I SPENT the morning in Burns country.
That’s Robert, not Monty, which means I was exploring a quiet corner of Ayrshire in Scotland rather than a nuclear plant in Springfield.
Robert Burns, who was born in 1759 in the hamlet of Alloway just 3km from Ayr, is not only considered to be Scotland’s favourite son but the country’s national poet.
He penned his first poem after the harvest in 1774, about a woman called Nelly Kilpatrick who helped the aspiring farmer in the fields, and during the next couple of decades he went on to pen dozens of verses.
While his most famous works include Auld Lang Syne, To A Mouse, Tam o’Shanter and A Red, Red Rose he was often inspired to write about the things he saw around him in Ayrshire.
Visitors can see the places that inspired Mr Burns by visiting Alloway where the cottage he was born in has been protected, a monument was constructed in his honour, and a museum was built to house some of his treasures.
The Robert Burns Birthplace Museum is brand new – it was officially opened only last week – with the building set close to the brig (that’s a bridge) and the kirk (that’s a church) that feature in Tam o’Shanter.

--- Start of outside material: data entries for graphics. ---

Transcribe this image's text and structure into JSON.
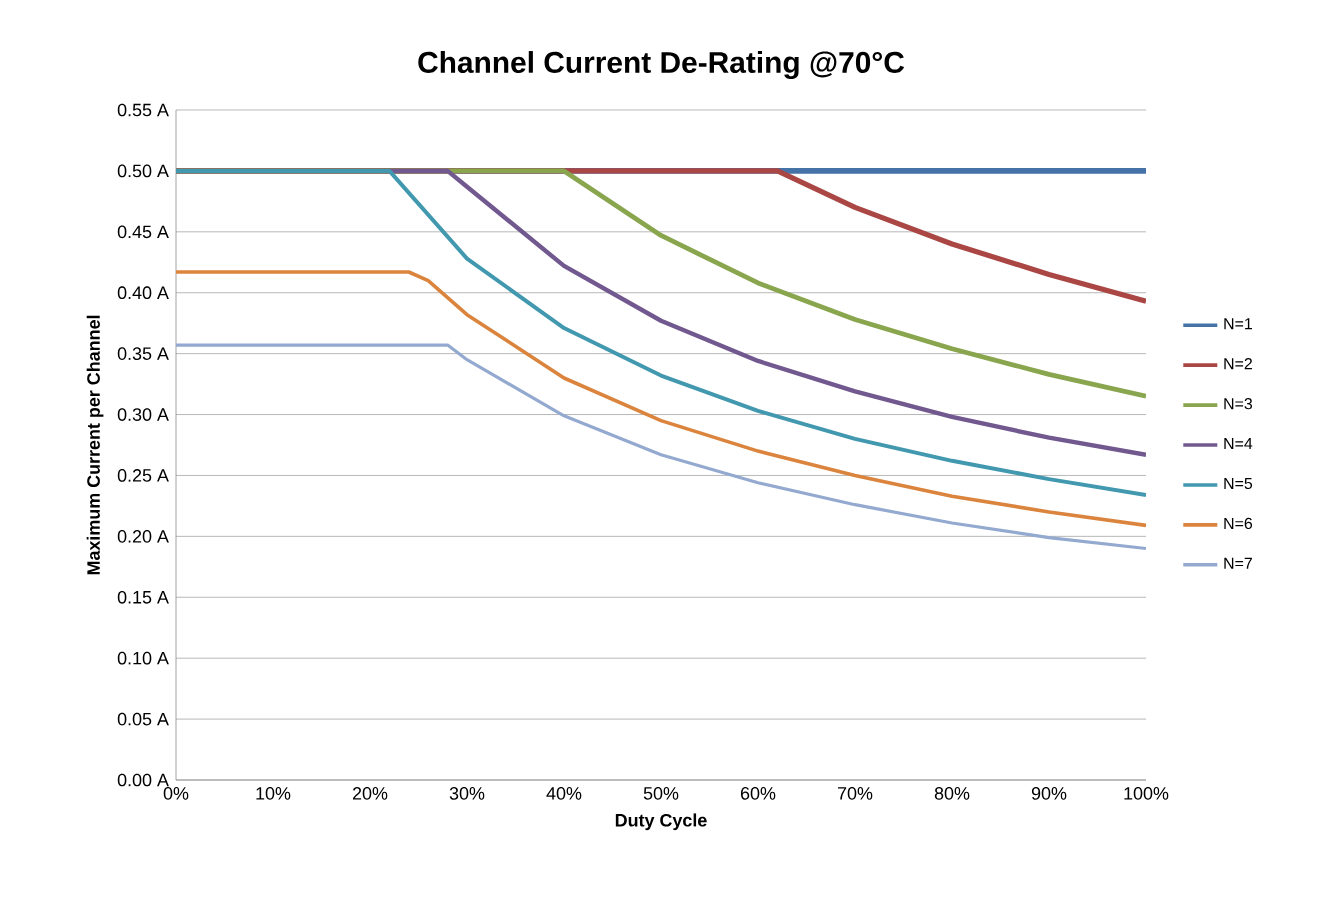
{
  "chart_data": {
    "type": "line",
    "title": "Channel Current De-Rating @70°C",
    "xlabel": "Duty Cycle",
    "ylabel": "Maximum Current per Channel",
    "xlim": [
      0,
      100
    ],
    "ylim": [
      0,
      0.55
    ],
    "xticks": [
      {
        "value": 0,
        "label": "0%"
      },
      {
        "value": 10,
        "label": "10%"
      },
      {
        "value": 20,
        "label": "20%"
      },
      {
        "value": 30,
        "label": "30%"
      },
      {
        "value": 40,
        "label": "40%"
      },
      {
        "value": 50,
        "label": "50%"
      },
      {
        "value": 60,
        "label": "60%"
      },
      {
        "value": 70,
        "label": "70%"
      },
      {
        "value": 80,
        "label": "80%"
      },
      {
        "value": 90,
        "label": "90%"
      },
      {
        "value": 100,
        "label": "100%"
      }
    ],
    "yticks": [
      {
        "value": 0,
        "label": "0.00 A"
      },
      {
        "value": 0.05,
        "label": "0.05 A"
      },
      {
        "value": 0.1,
        "label": "0.10 A"
      },
      {
        "value": 0.15,
        "label": "0.15 A"
      },
      {
        "value": 0.2,
        "label": "0.20 A"
      },
      {
        "value": 0.25,
        "label": "0.25 A"
      },
      {
        "value": 0.3,
        "label": "0.30 A"
      },
      {
        "value": 0.35,
        "label": "0.35 A"
      },
      {
        "value": 0.4,
        "label": "0.40 A"
      },
      {
        "value": 0.45,
        "label": "0.45 A"
      },
      {
        "value": 0.5,
        "label": "0.50 A"
      },
      {
        "value": 0.55,
        "label": "0.55 A"
      }
    ],
    "grid": "y",
    "legend": "right",
    "marker": "none",
    "line_style": "solid",
    "series": [
      {
        "name": "N=1",
        "color": "#4572a7",
        "x": [
          0,
          100
        ],
        "values": [
          0.5,
          0.5
        ]
      },
      {
        "name": "N=2",
        "color": "#aa4643",
        "x": [
          0,
          62,
          70,
          80,
          90,
          100
        ],
        "values": [
          0.5,
          0.5,
          0.47,
          0.44,
          0.415,
          0.393
        ]
      },
      {
        "name": "N=3",
        "color": "#89a54e",
        "x": [
          0,
          40,
          50,
          60,
          70,
          80,
          90,
          100
        ],
        "values": [
          0.5,
          0.5,
          0.447,
          0.408,
          0.378,
          0.354,
          0.333,
          0.315
        ]
      },
      {
        "name": "N=4",
        "color": "#71588f",
        "x": [
          0,
          28,
          30,
          40,
          50,
          60,
          70,
          80,
          90,
          100
        ],
        "values": [
          0.5,
          0.5,
          0.487,
          0.422,
          0.377,
          0.344,
          0.319,
          0.298,
          0.281,
          0.267
        ]
      },
      {
        "name": "N=5",
        "color": "#4198af",
        "x": [
          0,
          22,
          30,
          40,
          50,
          60,
          70,
          80,
          90,
          100
        ],
        "values": [
          0.5,
          0.5,
          0.428,
          0.371,
          0.332,
          0.303,
          0.28,
          0.262,
          0.247,
          0.234
        ]
      },
      {
        "name": "N=6",
        "color": "#db843d",
        "x": [
          0,
          24,
          26,
          30,
          40,
          50,
          60,
          70,
          80,
          90,
          100
        ],
        "values": [
          0.417,
          0.417,
          0.41,
          0.382,
          0.33,
          0.295,
          0.27,
          0.25,
          0.233,
          0.22,
          0.209
        ]
      },
      {
        "name": "N=7",
        "color": "#93a9cf",
        "x": [
          0,
          28,
          30,
          40,
          50,
          60,
          70,
          80,
          90,
          100
        ],
        "values": [
          0.357,
          0.357,
          0.345,
          0.299,
          0.267,
          0.244,
          0.226,
          0.211,
          0.199,
          0.19
        ]
      }
    ]
  }
}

I visited Alloway with Scottish Blue Badge Guide Kenny Hanley who explained why the man became an icon as we looked through the cottage he shared with his parents and three younger siblings for the first years of his life.
“His appeal was that he could touch the ordinary people but he could also reach the intelligentsia,” Ken says.
“He had the gift that he could take an average conversation or situation and write about it, his reputation grew by word of mouth, and when he published his first book the reaction was so incredible it had to be reprinted almost immediately.”